We read her file from her orphanage that said she slept twelve hours each night and napped for two hours after lunch.  She was three, so of course we didn’t believe them.  We assumed they just filled out the same form for all the kids and checked when the kids were in their cribs, and didn't know or care if they were actually sleeping.

On Day 1 with our girl, we found out it was true.  She loves to sleep.  She was asleep by 7:00pm the night we got her, up at 7:00am the next day and napped for 3 hours that afternoon!

In the beginning, I think some of it was her way of coping with all of the changes and transitions that she was going through, but she still sleeps eleven hours at night and she is soon to be eleven years old.  She napped all the way through kindergarten and still will take a nap on the weekends if we tell her to.

Then two years ago, we adopted our youngest son Charlie who could not be more opposite regarding sleep.  He hates it.  And to be honest, he really doesn’t need to sleep that much.  His behavior is basically the same if he sleeps for two hours or ten.  But boy, do the rest of us need him to sleep!

He has ADHD, anxiety, fear, boundless energy, and he doesn’t like going to bed because he might miss something.  He starts getting anxious about bedtime at dinner and often sabotages our mealtime with his anxiety escalating.

We have a routine down, and though we still struggle most nights, I am glad that we already had a rhythm in place when he came into our home.  Here is what nearly every night looks like, as far as our schedule goes.

 1.    Kids shower/bathe before dinner.  When they were younger and needed help, I typically did this before I even started cooking.  Now they get in the shower between 5:30 and 6:00 and Charlie often is in the bath the whole time I am cooking.  It helps him calm down and the warm (actually super hot is his preference) water soothes him.

2.    Try to encourage a calm meal.  Of course this is easier said than done… But we do try to speak in a quieter voice than normal.  Charlie has a very hard time staying in his seat and we have found that a wiggle cushion helps him, as well as placing a five pound bag of rice in his lap.

3.    After dinner, go directly to brush teeth.  Most nights at our house this is between 7:00 and 7:15pm.  I admit that is very early for kids their ages-- 9,10 and almost 11, but it is the way we have always done it and they don’t know any different.  It has never occurred to them that most people go to bed when it is dark outside.  (Please don’t tell them.)

4.    Fill their tank at bedtime.  Whether it is reading to them, talking with them, singing to them, or just laying with them, let them know that they are loved and you enjoy being with them.  On the nights when we are rushed or getting home late, our kids usually end up getting out of bed for ‘water’ or the ‘bathroom’ or because they ‘forgot to tell us something’.  Really, I think, they just have a need to be with us that wasn’t addressed before they were tucked in.

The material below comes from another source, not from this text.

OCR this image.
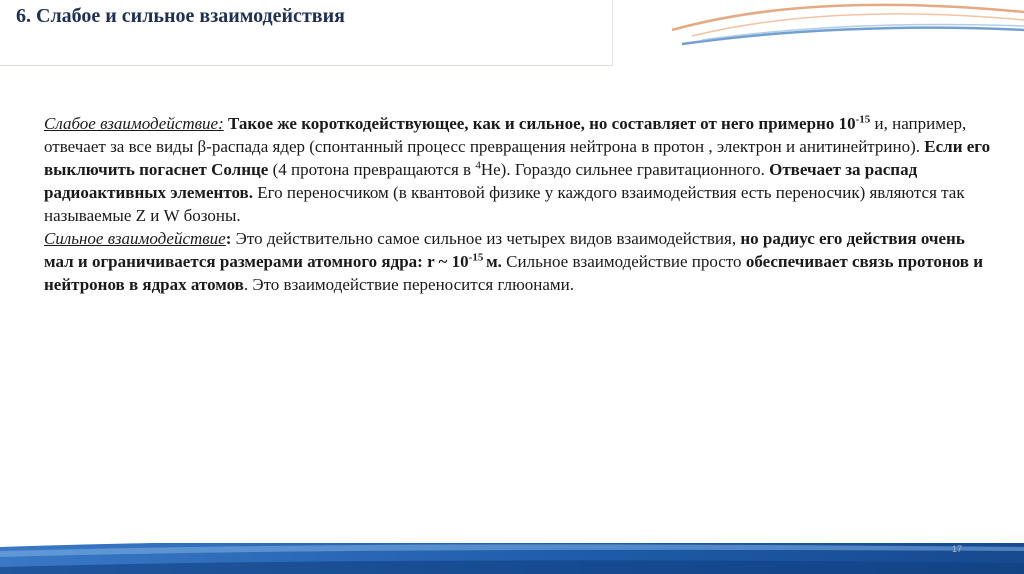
6. Слабое и сильное взаимодействия

Слабое взаимодействие: Такое же короткодействующее, как и сильное, но составляет от него примерно $10^{-15}$ и, например, отвечает за все виды β-распада ядер (спонтанный процесс превращения нейтрона в протон , электрон и анитинейтрино). Если его выключить погаснет Солнце (4 протона превращаются в $^4$He). Гораздо сильнее гравитационного. Отвечает за распад радиоактивных элементов. Его переносчиком (в квантовой физике у каждого взаимодействия есть переносчик) являются так называемые Z и W бозоны.

Сильное взаимодействие: Это действительно самое сильное из четырех видов взаимодействия, но радиус его действия очень мал и ограничивается размерами атомного ядра: r ~ $10^{-15}$ м. Сильное взаимодействие просто обеспечивает связь протонов и нейтронов в ядрах атомов. Это взаимодействие переносится глюонами.

17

5.    Keep a similar routine, even on weekends.  We usually are up a little later on the weekends, either out or watching a movie, but usually not more than about an hour or so later than a school night.  Our boys are both early risers and it does not matter at all what time they go to bed, they will be up by 6:30am the next day.  It just isn’t worth it to stay up late because we will pay for it with a particularly emotional child who does need his sleep.

So this is our routine, but we still have some issues.  Many kids have nightmares and/or night terrors.  We have a lot of night terrors from one of our kids.

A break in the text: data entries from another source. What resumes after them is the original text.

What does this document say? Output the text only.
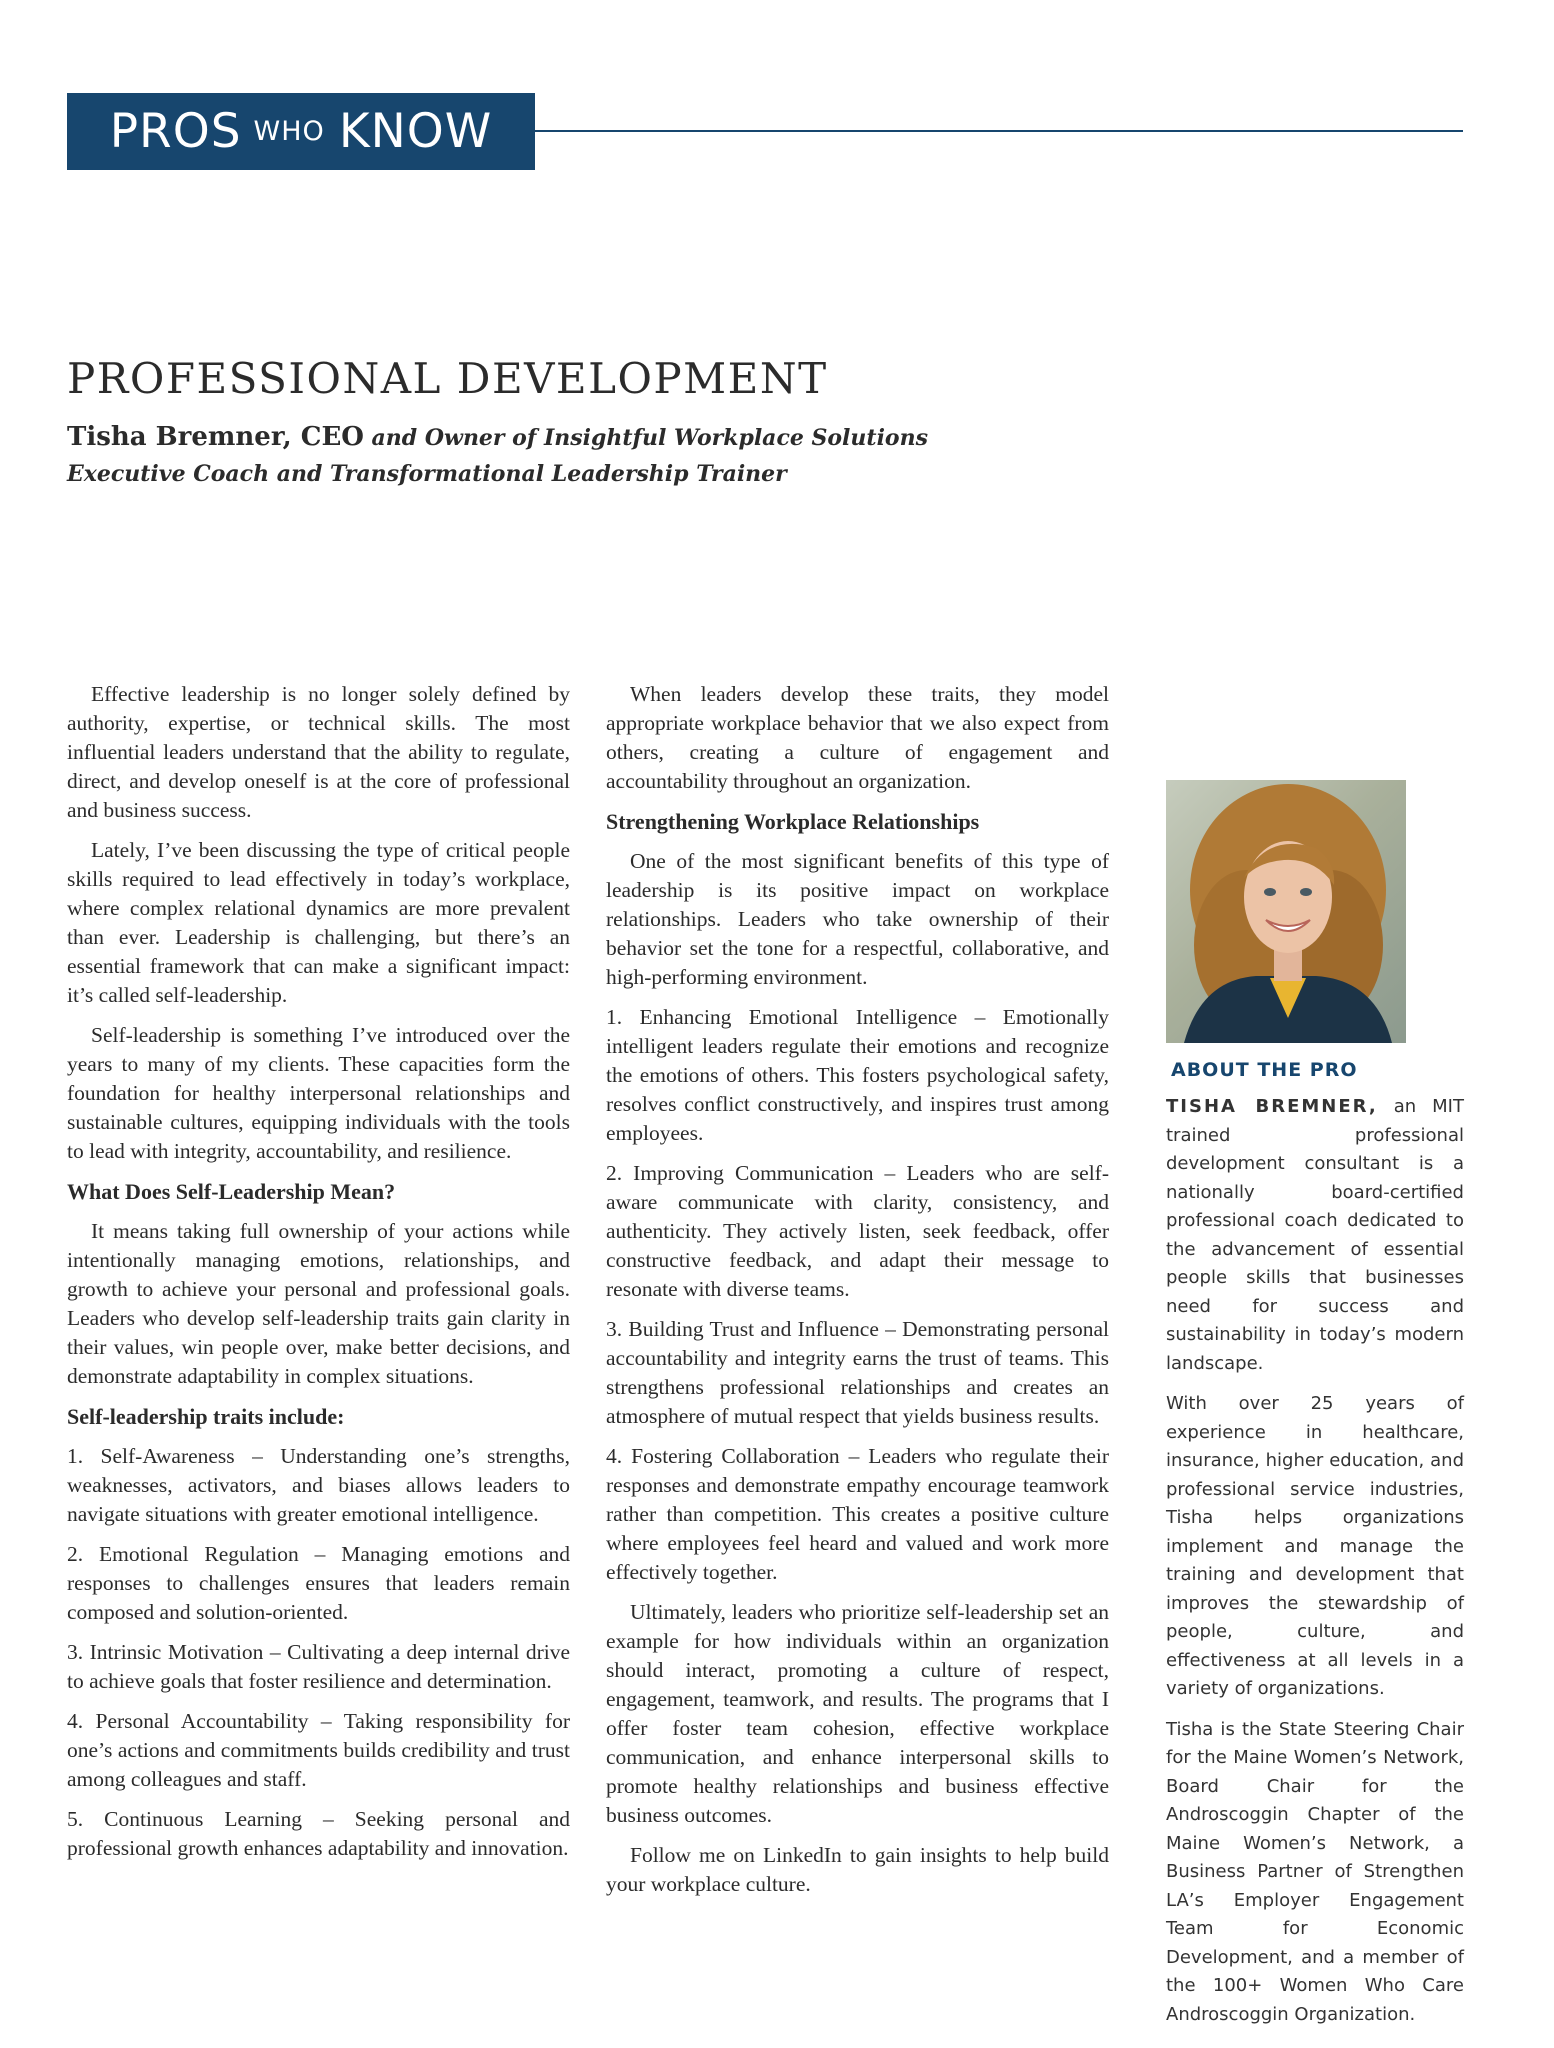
PROS WHO KNOW
PROFESSIONAL DEVELOPMENT
Tisha Bremner, CEO and Owner of Insightful Workplace Solutions
Executive Coach and Transformational Leadership Trainer

Effective leadership is no longer solely defined by authority, expertise, or technical skills. The most influential leaders understand that the ability to regulate, direct, and develop oneself is at the core of professional and business success.

Lately, I’ve been discussing the type of critical people skills required to lead effectively in today’s workplace, where complex relational dynamics are more prevalent than ever. Leadership is challenging, but there’s an essential framework that can make a significant impact: it’s called self-leadership.

Self-leadership is something I’ve introduced over the years to many of my clients. These capacities form the foundation for healthy interpersonal relationships and sustainable cultures, equipping individuals with the tools to lead with integrity, accountability, and resilience.

What Does Self-Leadership Mean?

It means taking full ownership of your actions while intentionally managing emotions, relationships, and growth to achieve your personal and professional goals. Leaders who develop self-leadership traits gain clarity in their values, win people over, make better decisions, and demonstrate adaptability in complex situations.

Self-leadership traits include:

1. Self-Awareness – Understanding one’s strengths, weaknesses, activators, and biases allows leaders to navigate situations with greater emotional intelligence.

2. Emotional Regulation – Managing emotions and responses to challenges ensures that leaders remain composed and solution-oriented.

3. Intrinsic Motivation – Cultivating a deep internal drive to achieve goals that foster resilience and determination.

4. Personal Accountability – Taking responsibility for one’s actions and commitments builds credibility and trust among colleagues and staff.

5. Continuous Learning – Seeking personal and professional growth enhances adaptability and innovation.

When leaders develop these traits, they model appropriate workplace behavior that we also expect from others, creating a culture of engagement and accountability throughout an organization.

Strengthening Workplace Relationships

One of the most significant benefits of this type of leadership is its positive impact on workplace relationships. Leaders who take ownership of their behavior set the tone for a respectful, collaborative, and high-performing environment.

1. Enhancing Emotional Intelligence – Emotionally intelligent leaders regulate their emotions and recognize the emotions of others. This fosters psychological safety, resolves conflict constructively, and inspires trust among employees.

2. Improving Communication – Leaders who are self-aware communicate with clarity, consistency, and authenticity. They actively listen, seek feedback, offer constructive feedback, and adapt their message to resonate with diverse teams.

3. Building Trust and Influence – Demonstrating personal accountability and integrity earns the trust of teams. This strengthens professional relationships and creates an atmosphere of mutual respect that yields business results.

4. Fostering Collaboration – Leaders who regulate their responses and demonstrate empathy encourage teamwork rather than competition. This creates a positive culture where employees feel heard and valued and work more effectively together.

Ultimately, leaders who prioritize self-leadership set an example for how individuals within an organization should interact, promoting a culture of respect, engagement, teamwork, and results. The programs that I offer foster team cohesion, effective workplace communication, and enhance interpersonal skills to promote healthy relationships and business effective business outcomes.

Follow me on LinkedIn to gain insights to help build your workplace culture.

ABOUT THE PRO

TISHA BREMNER, an MIT trained professional development consultant is a nationally board-certified professional coach dedicated to the advancement of essential people skills that businesses need for success and sustainability in today’s modern landscape.

With over 25 years of experience in healthcare, insurance, higher education, and professional service industries, Tisha helps organizations implement and manage the training and development that improves the stewardship of people, culture, and effectiveness at all levels in a variety of organizations.

Tisha is the State Steering Chair for the Maine Women’s Network, Board Chair for the Androscoggin Chapter of the Maine Women’s Network, a Business Partner of Strengthen LA’s Employer Engagement Team for Economic Development, and a member of the 100+ Women Who Care Androscoggin Organization.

Night terrors are sometimes hard to identify because it often appears that the child is awake.  Ours will walk and talk and have their eyes open, sometimes cry or yell, but never respond appropriately when we speak to them so we can usually pretty quickly figure out that it is a terror and they are actually still sleeping.

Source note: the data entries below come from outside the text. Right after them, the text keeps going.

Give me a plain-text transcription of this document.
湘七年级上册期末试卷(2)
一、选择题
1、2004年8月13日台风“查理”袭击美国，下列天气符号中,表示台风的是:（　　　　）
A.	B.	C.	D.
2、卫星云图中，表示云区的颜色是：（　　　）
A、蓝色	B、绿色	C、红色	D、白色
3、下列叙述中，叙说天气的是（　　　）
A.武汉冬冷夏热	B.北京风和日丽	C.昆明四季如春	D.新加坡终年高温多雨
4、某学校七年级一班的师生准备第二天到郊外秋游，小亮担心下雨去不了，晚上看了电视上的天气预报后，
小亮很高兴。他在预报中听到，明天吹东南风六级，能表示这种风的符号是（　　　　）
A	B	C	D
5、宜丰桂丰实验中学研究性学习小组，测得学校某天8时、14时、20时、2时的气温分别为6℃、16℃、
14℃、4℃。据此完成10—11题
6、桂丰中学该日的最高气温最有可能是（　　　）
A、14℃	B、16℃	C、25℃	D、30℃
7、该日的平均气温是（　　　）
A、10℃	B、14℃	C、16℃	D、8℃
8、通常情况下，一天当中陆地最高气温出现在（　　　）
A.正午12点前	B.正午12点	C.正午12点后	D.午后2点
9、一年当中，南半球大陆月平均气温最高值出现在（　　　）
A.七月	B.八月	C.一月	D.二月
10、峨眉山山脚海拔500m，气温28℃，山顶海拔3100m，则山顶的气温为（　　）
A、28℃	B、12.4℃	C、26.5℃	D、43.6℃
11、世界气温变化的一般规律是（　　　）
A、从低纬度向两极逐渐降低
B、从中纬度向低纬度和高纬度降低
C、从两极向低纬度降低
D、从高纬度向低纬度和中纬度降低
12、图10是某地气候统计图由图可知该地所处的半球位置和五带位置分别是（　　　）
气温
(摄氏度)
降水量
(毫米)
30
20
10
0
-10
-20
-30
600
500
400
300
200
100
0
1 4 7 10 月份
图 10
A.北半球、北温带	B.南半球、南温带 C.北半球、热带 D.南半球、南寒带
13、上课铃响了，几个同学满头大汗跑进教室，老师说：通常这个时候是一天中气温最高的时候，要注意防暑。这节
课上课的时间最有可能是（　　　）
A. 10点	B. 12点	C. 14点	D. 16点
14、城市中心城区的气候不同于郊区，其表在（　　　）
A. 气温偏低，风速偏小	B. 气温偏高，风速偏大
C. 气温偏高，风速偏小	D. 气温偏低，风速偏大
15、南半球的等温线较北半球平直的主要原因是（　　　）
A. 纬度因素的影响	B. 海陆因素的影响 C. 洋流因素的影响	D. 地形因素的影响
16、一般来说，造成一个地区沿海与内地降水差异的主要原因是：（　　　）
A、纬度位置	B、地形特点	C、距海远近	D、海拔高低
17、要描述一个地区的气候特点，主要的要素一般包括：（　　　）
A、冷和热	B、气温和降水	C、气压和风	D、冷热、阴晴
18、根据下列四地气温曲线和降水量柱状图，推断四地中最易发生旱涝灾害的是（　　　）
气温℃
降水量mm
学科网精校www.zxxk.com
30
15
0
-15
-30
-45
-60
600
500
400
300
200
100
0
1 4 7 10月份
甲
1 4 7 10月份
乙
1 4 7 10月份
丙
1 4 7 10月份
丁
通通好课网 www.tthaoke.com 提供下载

Do NOT wake a child out of their terror.  We usually just pick them up, and hold or rock them (if they’ll let us) and get them back to bed repeating, “It’s okay.  You’re okay.  We’re here.  You’re safe.”  At our house, they usually only last a couple of minutes, but sometimes happen several times between their bedtime and ours.

Nightmares are different.  A child will usually wake up from a nightmare and feel afraid and want to tell you about it.  We don’t have as much experience with these, but we have a had a few.  I have no problem letting the frightened child sleep in our room.  We have a pallet on our floor that is frequented, especially during thunderstorms.

I would also like to note that Essential Oils help a lot.  We discovered the miracle that is Peace and Calming when we were in China adopting Charlie and bedtime was turning into WWIII. Blood was shed nightly, we were desperate, and a fellow adoptive mom let us borrow her oils.  It was a game-changer.  Now, I usually start diffusing that right after dinner (if I remember to) and he also likes to have his weighted blanket and our big, fluffy cat on top of him before he can settle.

Of course, your child may not need all of these "tools," and I'm not telling you to go buy a weighted blanket and adopt a big fat cat, but two years in the making, this is what is working for us most nights.

I believe in training a child to go to sleep on their own, but sometimes that takes years, depending on what all is going on, and being anxious about getting them to bed and angry when they get out doesn’t do anything to speed up this process.  Believe me, we are still working on it.